# Black ghost knife tube?



## Tahn (Dec 2, 2016)

Where can I purchase a black ghost knife ghost tube? It's basically just a transparent plastic tube, but idk what is safe for aquarium use. I know there's one on amazon called Lee's Ghost House, but it doesn't seem to have good reviews...
Anyone know of any clear plastic tubing that is safe for aquarium use? Preferably one with some type of leggings that I can bury into the sand so it doesnt move around?


----------



## Ichthys (Apr 21, 2016)

Clear tubes are not the best. Much better would be an opaque tube that is dark inside, which is what the fish wants.

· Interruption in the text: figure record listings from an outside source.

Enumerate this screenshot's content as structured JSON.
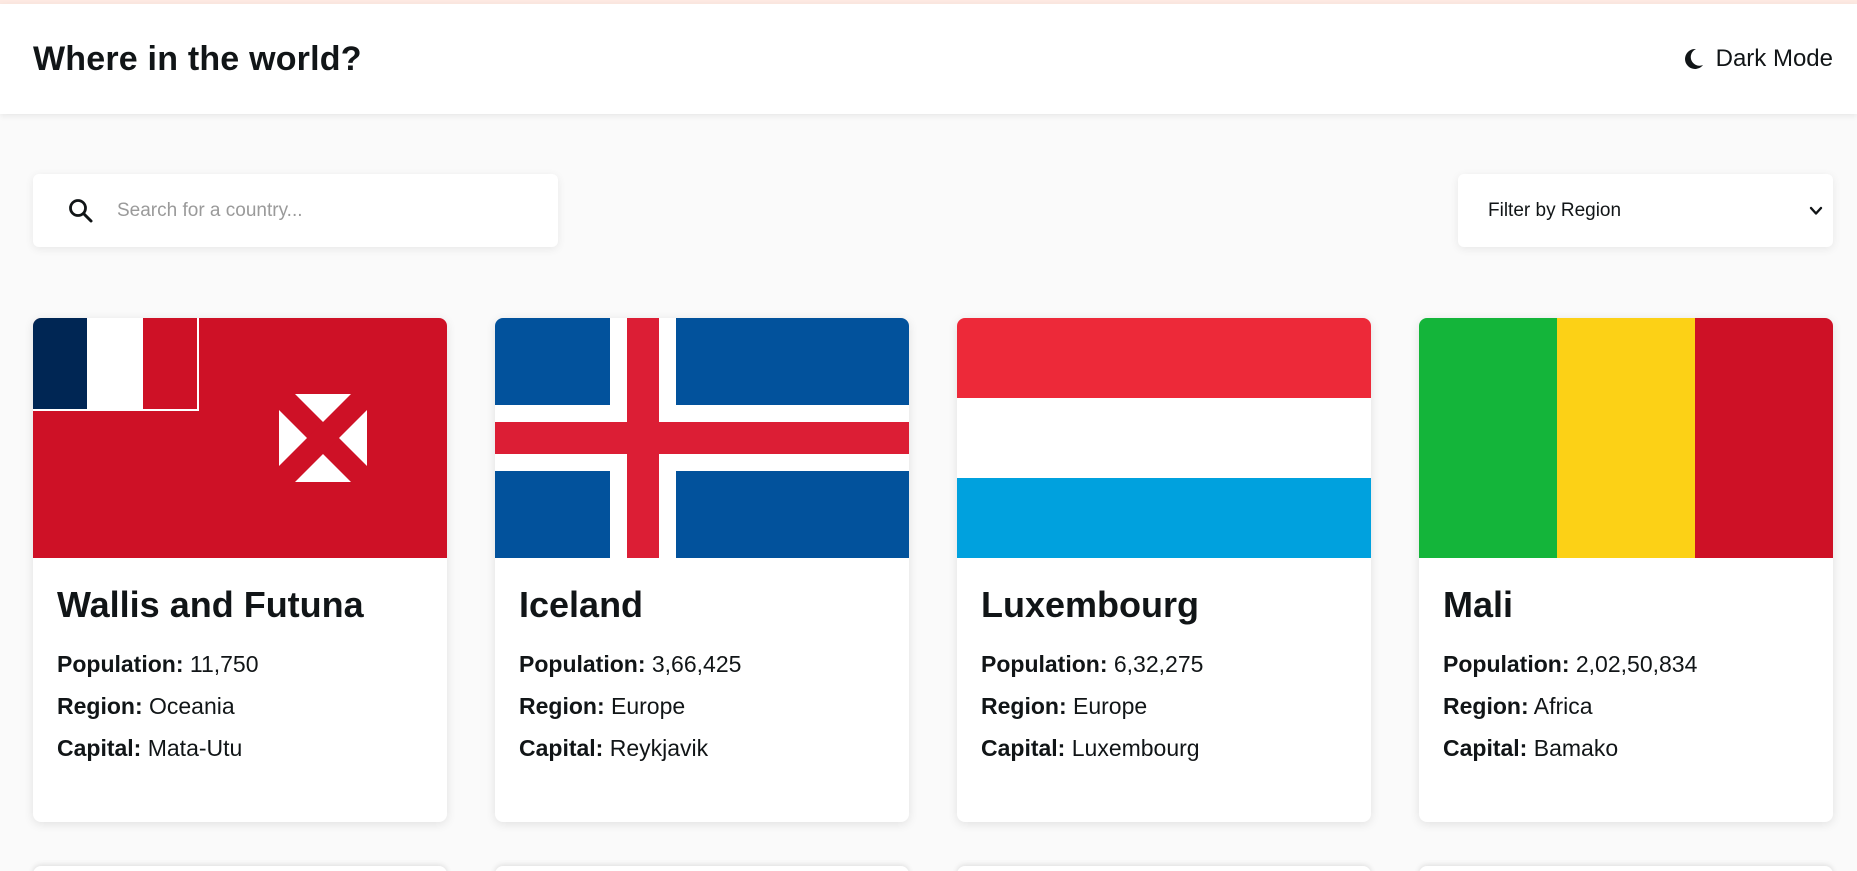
{
  "header": {
    "title": "Where in the world?",
    "mode_label": "Dark Mode",
    "mode_icon": "moon-icon"
  },
  "search": {
    "placeholder": "Search for a country...",
    "value": "",
    "icon": "search-icon"
  },
  "filter": {
    "selected_label": "Filter by Region",
    "icon": "chevron-down-icon"
  },
  "labels": {
    "population": "Population:",
    "region": "Region:",
    "capital": "Capital:"
  },
  "countries": [
    {
      "name": "Wallis and Futuna",
      "population": "11,750",
      "region": "Oceania",
      "capital": "Mata-Utu",
      "flag": "wallis-and-futuna-flag"
    },
    {
      "name": "Iceland",
      "population": "3,66,425",
      "region": "Europe",
      "capital": "Reykjavik",
      "flag": "iceland-flag"
    },
    {
      "name": "Luxembourg",
      "population": "6,32,275",
      "region": "Europe",
      "capital": "Luxembourg",
      "flag": "luxembourg-flag"
    },
    {
      "name": "Mali",
      "population": "2,02,50,834",
      "region": "Africa",
      "capital": "Bamako",
      "flag": "mali-flag"
    }
  ],
  "colors": {
    "background": "#fafafa",
    "element": "#ffffff",
    "text": "#111517",
    "wallis_red": "#ce1126",
    "wallis_navy": "#002654",
    "iceland_blue": "#02529c",
    "iceland_red": "#dc1e35",
    "luxembourg_red": "#ed2939",
    "luxembourg_blue": "#00a1de",
    "mali_green": "#14b53a",
    "mali_yellow": "#fcd116",
    "mali_red": "#ce1126"
  }
}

I use black plastic guttering downspout.


----------



## Tahn (Dec 2, 2016)

I was told that black ghost knives are nearly blind and use electrical signals similar to sonar to tell them of objects near them. So having a clear tube makes them feel very safe while I am able to view them.


----------



## Ichthys (Apr 21, 2016)

No, it keeps them stressed, just less stressed than when out in the open. They don't use any kind of sonar. They just have a stronger than usual electrical field around them and they detect things that touch it. A clear tube gives them the knowledge that they're inside a tube, but their eyes detect light very well. So they're far less stressed in a dark tube.


----------